I've started HRT, started electrolysis, came out to all my friends, came out to my STBX, and gotten (very) comfortable with being myself in public. Plus, I've had a pending divorce hanging over my head for 2 1/2 years of being separated, and this week I went and gave my deposition, which is the last step. All these things have been huge weights off. I got a full 8 hours' sleep last night, for the first time in well over a year.

Typically, what I'd do next, is think/agonize about the "next step," and I had started doing that... next step being telling immediate family. Letter? In person? One at a time? Separately? Include this detail? Include that detail? Sign it "Faline?"  "T?" "TAK?"  "me?" I started driving myself crazy once again. Such angst. But... over the past couple of days, have felt the need to tell them soon go away a bit. I thought about a comment that a PE member left on a blog of mine where she wondered about what a "break" would do for me. I like the that idea.

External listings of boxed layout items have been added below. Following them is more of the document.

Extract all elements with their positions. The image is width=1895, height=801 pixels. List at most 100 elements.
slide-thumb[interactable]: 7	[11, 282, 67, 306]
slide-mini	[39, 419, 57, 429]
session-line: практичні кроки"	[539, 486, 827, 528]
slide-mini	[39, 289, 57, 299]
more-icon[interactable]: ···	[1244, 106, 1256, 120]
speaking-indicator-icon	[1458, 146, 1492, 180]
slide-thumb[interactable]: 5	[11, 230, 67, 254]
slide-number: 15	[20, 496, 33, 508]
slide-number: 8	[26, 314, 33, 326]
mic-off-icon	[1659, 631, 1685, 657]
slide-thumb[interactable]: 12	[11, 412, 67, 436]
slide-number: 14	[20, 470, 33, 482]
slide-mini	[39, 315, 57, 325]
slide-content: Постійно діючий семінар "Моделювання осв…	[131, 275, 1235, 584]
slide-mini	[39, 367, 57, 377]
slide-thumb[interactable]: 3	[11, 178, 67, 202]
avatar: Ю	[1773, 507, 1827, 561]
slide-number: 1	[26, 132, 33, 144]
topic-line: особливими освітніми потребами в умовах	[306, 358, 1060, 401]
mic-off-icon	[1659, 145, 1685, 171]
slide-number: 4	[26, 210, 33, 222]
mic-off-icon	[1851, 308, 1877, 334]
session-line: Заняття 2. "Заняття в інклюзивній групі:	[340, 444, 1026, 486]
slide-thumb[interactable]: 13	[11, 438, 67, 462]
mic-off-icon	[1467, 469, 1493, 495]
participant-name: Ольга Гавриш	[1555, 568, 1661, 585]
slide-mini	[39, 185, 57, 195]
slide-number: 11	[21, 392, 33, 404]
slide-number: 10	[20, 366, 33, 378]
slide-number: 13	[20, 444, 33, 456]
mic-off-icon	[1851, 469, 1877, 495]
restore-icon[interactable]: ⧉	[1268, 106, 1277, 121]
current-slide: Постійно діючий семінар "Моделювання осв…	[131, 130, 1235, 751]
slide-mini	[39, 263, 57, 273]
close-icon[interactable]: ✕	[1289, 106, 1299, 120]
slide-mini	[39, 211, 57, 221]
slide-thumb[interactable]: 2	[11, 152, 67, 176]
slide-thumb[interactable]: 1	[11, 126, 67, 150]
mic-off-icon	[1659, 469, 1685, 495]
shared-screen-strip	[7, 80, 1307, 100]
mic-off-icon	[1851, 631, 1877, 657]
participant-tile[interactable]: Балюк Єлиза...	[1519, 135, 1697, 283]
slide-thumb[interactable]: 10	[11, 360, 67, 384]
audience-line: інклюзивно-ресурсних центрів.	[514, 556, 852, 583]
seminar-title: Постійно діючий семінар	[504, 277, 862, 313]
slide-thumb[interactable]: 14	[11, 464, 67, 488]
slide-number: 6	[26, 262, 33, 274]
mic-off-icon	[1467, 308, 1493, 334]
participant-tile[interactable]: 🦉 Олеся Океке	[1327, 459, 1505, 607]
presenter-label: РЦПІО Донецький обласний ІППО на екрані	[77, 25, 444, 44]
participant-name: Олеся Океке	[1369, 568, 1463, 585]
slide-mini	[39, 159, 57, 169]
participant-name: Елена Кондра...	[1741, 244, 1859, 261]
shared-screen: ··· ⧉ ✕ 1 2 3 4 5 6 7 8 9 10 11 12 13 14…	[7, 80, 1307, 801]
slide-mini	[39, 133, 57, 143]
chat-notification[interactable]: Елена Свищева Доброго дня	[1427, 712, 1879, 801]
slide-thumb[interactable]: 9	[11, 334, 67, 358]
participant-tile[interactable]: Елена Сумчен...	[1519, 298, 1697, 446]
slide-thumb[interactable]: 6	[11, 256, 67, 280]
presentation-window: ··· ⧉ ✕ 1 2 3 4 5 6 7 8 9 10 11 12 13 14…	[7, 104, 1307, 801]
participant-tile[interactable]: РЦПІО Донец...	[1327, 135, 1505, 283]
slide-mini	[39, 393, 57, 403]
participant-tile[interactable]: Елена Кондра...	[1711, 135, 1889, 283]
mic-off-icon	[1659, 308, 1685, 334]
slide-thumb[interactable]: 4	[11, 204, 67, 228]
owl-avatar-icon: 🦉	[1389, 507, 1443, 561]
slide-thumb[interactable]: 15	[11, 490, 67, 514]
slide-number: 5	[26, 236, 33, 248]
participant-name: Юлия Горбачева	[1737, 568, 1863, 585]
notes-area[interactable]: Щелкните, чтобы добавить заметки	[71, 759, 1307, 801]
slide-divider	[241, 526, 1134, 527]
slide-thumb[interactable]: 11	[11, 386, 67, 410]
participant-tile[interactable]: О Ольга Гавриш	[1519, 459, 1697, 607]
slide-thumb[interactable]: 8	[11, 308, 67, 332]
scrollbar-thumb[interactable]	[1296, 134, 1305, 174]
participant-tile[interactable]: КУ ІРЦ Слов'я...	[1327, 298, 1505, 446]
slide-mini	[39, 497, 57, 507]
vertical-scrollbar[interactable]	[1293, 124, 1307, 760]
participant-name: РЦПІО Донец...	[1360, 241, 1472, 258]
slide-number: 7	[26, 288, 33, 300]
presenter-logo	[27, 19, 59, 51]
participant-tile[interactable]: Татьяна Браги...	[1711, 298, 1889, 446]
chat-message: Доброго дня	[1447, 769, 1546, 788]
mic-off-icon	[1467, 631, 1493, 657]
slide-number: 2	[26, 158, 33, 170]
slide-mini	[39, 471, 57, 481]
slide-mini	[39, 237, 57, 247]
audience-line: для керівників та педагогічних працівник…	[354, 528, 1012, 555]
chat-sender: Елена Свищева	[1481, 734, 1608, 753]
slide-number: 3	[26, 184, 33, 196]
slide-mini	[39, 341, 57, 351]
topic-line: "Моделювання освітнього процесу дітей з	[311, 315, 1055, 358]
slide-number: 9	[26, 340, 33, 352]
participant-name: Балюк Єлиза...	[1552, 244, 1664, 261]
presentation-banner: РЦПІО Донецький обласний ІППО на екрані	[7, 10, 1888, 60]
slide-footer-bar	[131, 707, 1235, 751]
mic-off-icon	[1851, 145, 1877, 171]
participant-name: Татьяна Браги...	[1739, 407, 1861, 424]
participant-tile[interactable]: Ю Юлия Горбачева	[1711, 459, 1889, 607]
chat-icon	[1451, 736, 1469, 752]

I feel content in where I am at this point in time, and all the things I've accomplished in the past month or so are just those... accomplishments! And instead of stressing about next steps, I am going to take some time to just appreciate and enjoy where I am right now. No doubt I'll do some reflection... but it will be that, reflection. Not agonzing, over-analyzing, over-thinking. I feel peaceful this morning. A feeling which has escaped me for quite some time. I wonder if the hormones are helping with that. No matter, though.

I've said in the past to myself, "Faline, there's no rush to do this or do that," and this morning for the first time, I actually believe and understand that concept. It is also a liberating, weight-removing feeling. I'm going to control my transition. Not let it control me.